Arête de neige de l’aiguille du Goûter, dans le massif du Mont-Blanc. © Bruno JOURDAIN/LGGE/CNRS Photothèque
La Nappe des Gypses est une formation salifère âgée de 228 à 216 millions d’années et présente dans l’ensemble de la chaîne alpine. Par sa nature physico-chimique particulière et sa rhéologie1 , cette unité joue un rôle important dans la localisation de la déformation dans les Alpes. Malgré son importance, la nature et la géochimie de la Nappe des Gypses ont très peu été étudiées. Une équipe de scientifiques français s’est attelée pour la première fois à démêler la nature des fluides géologiques qui ont été générés durant l’histoire de cette formation.

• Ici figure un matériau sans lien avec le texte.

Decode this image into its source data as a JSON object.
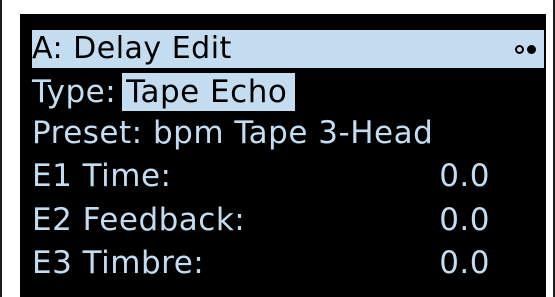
{
  "header": {
    "title": "A: Delay Edit",
    "page_indicator_icon": "page-dots-icon"
  },
  "type": {
    "label": "Type:",
    "value": "Tape Echo"
  },
  "preset": {
    "label": "Preset:",
    "value": "bpm Tape 3-Head"
  },
  "params": [
    {
      "label": "E1  Time:",
      "value": "0.0"
    },
    {
      "label": "E2  Feedback:",
      "value": "0.0"
    },
    {
      "label": "E3  Timbre:",
      "value": "0.0"
    }
  ],
  "colors": {
    "screen_bg": "#000000",
    "text": "#c4dcf0",
    "highlight": "#c4dcf0"
  }
}
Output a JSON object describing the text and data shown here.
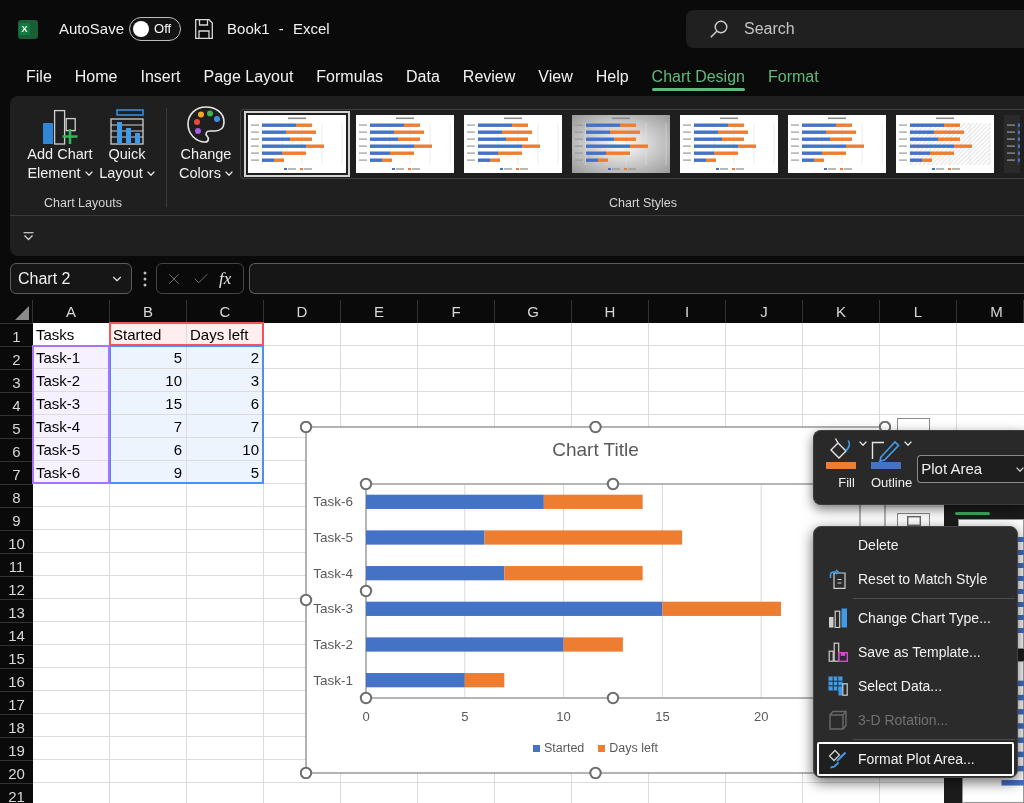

Grâce à l’analyse des minéraux qui les accompagnent, cette équipe a pu montrer que des sels ont été enfouis jusqu’à 60 km de profondeur, entre 55 et 40 millions d’années à la faveur de la subduction continentale de la plaque européenne. La formation a été ainsi chauffée jusqu’à 430°C et a subi une pression de plus de 16 000 fois la pression atmosphérique. Cette conjoncture exceptionnelle permis de mettre en marche une chimie du soufre tout à fait particulière. Le gypse (sulfate de calcium hydraté) qui compose la Nappe des Gypses a été déshydraté en anhydrite, libérant de grandes quantités d’eau. En présence de méthane, ces conditions pression-température ont déclenché la réaction de Thermo-Réduction des Sulfates (TSR) qui a transformé une partie des sulfates en hydrogène sulfuré. Les scientifiques ont pu déterminer les circonstances de cette réaction en observant des inclusions fluides2 . Ils ont ainsi mis en évidence, pour la première fois dans la nature, la présence de nouvelles espèces du soufre comme l’ion S3- ou encore les polysulfures. Alors que ces espèces n’avaient été observées qu’en laboratoire auparavant, cette étude a donc permis de valider leur importance dans le cycle du soufre naturel.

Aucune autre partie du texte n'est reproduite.